Breaking: Z.AI GLM-4.7 Flash Delivers Frontier-Level Coding Performance at Consumer Prices
AI Hardware • January 29, 2026
GLM-4.7 Flash: 30B Dense Model with 128K Context
Z.AI’s GLM-4.7 Flash is a 30-billion parameter dense model designed for cost-effective coding workflows. Unlike its larger 355B Mixture-of-Experts sibling, Flash uses a streamlined dense structure for predictable latency and easier deployment. It achieves strong results on SWE-bench Verified, punching above its weight class against proprietary models that cost 5x more to run.
Mixture-of-Experts Design: 30B Total, 3B Active
GLM-4.7-Flash employs a sparse MoE design with only ~3B active parameters per token, making it 10x faster than dense 30B models while retaining the full knowledge base. Community testing shows GLM-4.7 excels at UI generation and tool calling, with users reporting “best 70B-or-less model” experiences. It runs at 60-80+ tokens/second on Apple Silicon and NVIDIA GPUs.
Hardware Testing: Runs Comfortably on 24GB GPUs
Hardware testing shows GLM-4.7 Flash requires just 17GB VRAM at 4K context, scaling to 23GB at 65K context. This means a single RTX 3090 or 4090 can handle very large contexts without multi-GPU setups. Performance on RTX 3090: 93 t/s generation at 4K context, maintaining 27 t/s even at 65K context. RTX 5090 pushes this to 158 t/s at 4K and 95 t/s at 65K.

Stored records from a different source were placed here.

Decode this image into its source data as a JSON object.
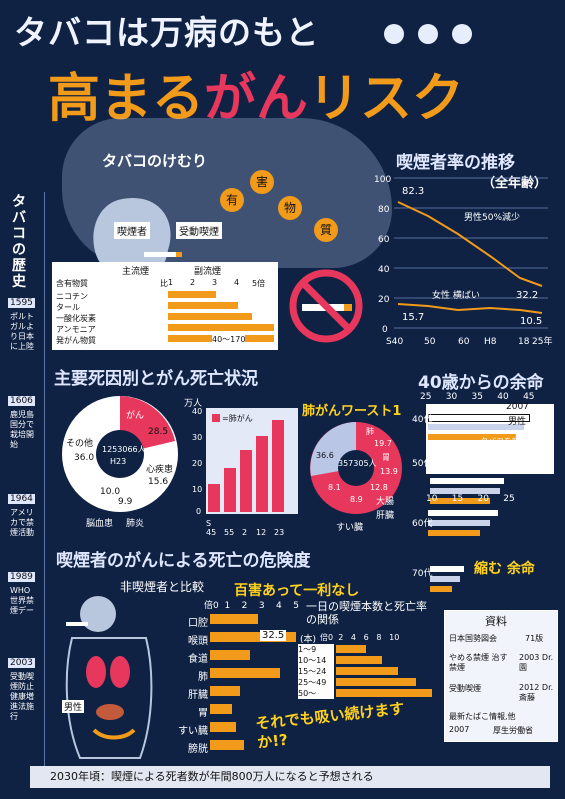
{
  "header": {
    "title_line1": "タバコは万病のもと",
    "title_line2_a": "高まる",
    "title_line2_b": "がん",
    "title_line2_c": "リスク"
  },
  "smoke_section": {
    "label": "タバコのけむり",
    "words": [
      "有",
      "害",
      "物",
      "質"
    ],
    "smoker": "喫煙者",
    "passive": "受動喫煙",
    "main_stream": "主流煙",
    "side_stream": "副流煙",
    "ratio_label": "比",
    "scale": [
      "1",
      "2",
      "3",
      "4",
      "5倍"
    ],
    "substances_header": "含有物質",
    "substances": [
      "ニコチン",
      "タール",
      "一酸化炭素",
      "アンモニア",
      "発がん物質"
    ],
    "range_label": "40〜170"
  },
  "side_history": {
    "title": "タバコの歴史",
    "entries": [
      {
        "year": "1595",
        "text": "ポルトガルより日本に上陸"
      },
      {
        "year": "1606",
        "text": "鹿児島国分で栽培開始"
      },
      {
        "year": "1964",
        "text": "アメリカで禁煙活動"
      },
      {
        "year": "1989",
        "text": "WHO 世界禁煙デー"
      },
      {
        "year": "2003",
        "text": "受動喫煙防止健康増進法施行"
      }
    ]
  },
  "smoking_rate": {
    "title": "喫煙者率の推移",
    "subtitle": "（全年齢）",
    "male_note": "男性50%減少",
    "female_note": "女性 横ばい",
    "labels": [
      "82.3",
      "32.2",
      "15.7",
      "10.5"
    ]
  },
  "death_cause": {
    "title": "主要死因別とがん死亡状況",
    "total": "1253066人",
    "h23": "H23",
    "pie_labels": [
      "その他",
      "がん",
      "心疾患",
      "脳血管",
      "肺炎"
    ],
    "pie_values": [
      "36.0",
      "28.5",
      "15.6",
      "9.9",
      "10.0"
    ],
    "under_label_left": "脳血患",
    "under_label_right": "肺炎"
  },
  "lung_cancer": {
    "title": "肺がんワースト1",
    "unit": "万人",
    "legend": "=肺がん",
    "total": "357305人",
    "labels": [
      "肺",
      "胃",
      "大腸",
      "すい臓",
      "肝臓",
      "その他"
    ],
    "values": [
      "19.7",
      "13.9",
      "12.8",
      "8.9",
      "8.1",
      "36.6"
    ]
  },
  "life_expectancy": {
    "title": "40歳からの余命",
    "top_axis": [
      "25",
      "30",
      "35",
      "40",
      "45"
    ],
    "bottom_axis": [
      "10",
      "15",
      "20",
      "25"
    ],
    "year": "2007",
    "male": "男性",
    "legend": [
      "タバコを吸わない人",
      "やめた人",
      "吸う人"
    ],
    "ages": [
      "40代",
      "50代",
      "60代",
      "70代"
    ],
    "summary": "縮む 余命"
  },
  "risk": {
    "title": "喫煙者のがんによる死亡の危険度",
    "subtitle": "非喫煙者と比較",
    "slogan": "百害あって一利なし",
    "scale": [
      "倍0",
      "1",
      "2",
      "3",
      "4",
      "5"
    ],
    "organs": [
      "口腔",
      "喉頭",
      "食道",
      "肺",
      "肝臓",
      "胃",
      "すい臓",
      "膀胱"
    ],
    "larynx_value": "32.5",
    "male": "男性",
    "question": "それでも吸い続けますか!?"
  },
  "daily_count": {
    "title": "一日の喫煙本数と死亡率の関係",
    "unit": "(本)",
    "scale": [
      "倍0",
      "2",
      "4",
      "6",
      "8",
      "10"
    ],
    "categories": [
      "1〜9",
      "10〜14",
      "15〜24",
      "25〜49",
      "50〜"
    ]
  },
  "sources": {
    "title": "資料",
    "items": [
      {
        "left": "日本国勢図会",
        "right": "71版"
      },
      {
        "left": "やめる禁煙 治す禁煙",
        "right": "2003 Dr.園"
      },
      {
        "left": "受動喫煙",
        "right": "2012 Dr.斎藤"
      },
      {
        "left": "最新たばこ情報,他",
        "right": ""
      },
      {
        "left": "2007",
        "right": "厚生労働省"
      }
    ]
  },
  "footer": "2030年頃：喫煙による死者数が年間800万人になると予想される",
  "colors": {
    "background": "#0f2244",
    "orange": "#f29a1a",
    "pink": "#e8375d",
    "light": "#dfe7ff"
  }
}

Official Benchmarks: 73.8% on SWE-bench Verified
Z.AI’s official benchmarks show GLM-4.7 achieves 73.8% on SWE-bench Verified (+5.8% over GLM-4.6) and 66.7% on SWE-bench Multilingual (+12.9%). Terminal Bench 2.0 scores improved to 41% (+16.5%). The model also shows significant gains in UI quality, producing cleaner, more modern webpages with accurate layout and sizing. Tool using capabilities improved substantially on τ²-Bench.
Local Deployment: llama.cpp and OpenCode Integration
GLM-4.7 Flash can be run entirely locally using llama.cpp with CUDA support. The Q4_K_XL quantization requires 17GB storage and fits in 16-24GB VRAM. Performance reaches around 100 tokens per second on RTX 3090. The model integrates seamlessly with OpenCode AI coding agent, enabling fully local automated code generation, execution, and testing workflows without cloud dependencies.
Pricing: Aggressively Cheap at $0.07-$0.60 per Million Tokens
The strongest selling point is price. Using the Z.AI API, the model costs roughly $0.07 per million input tokens and $0.40 per million output tokens in the standard tier, with a free tier available. This is 70-80% lower than comparable tiers from OpenAI or Anthropic. For automated agents running in loops or processing massive datasets, those savings add up quickly.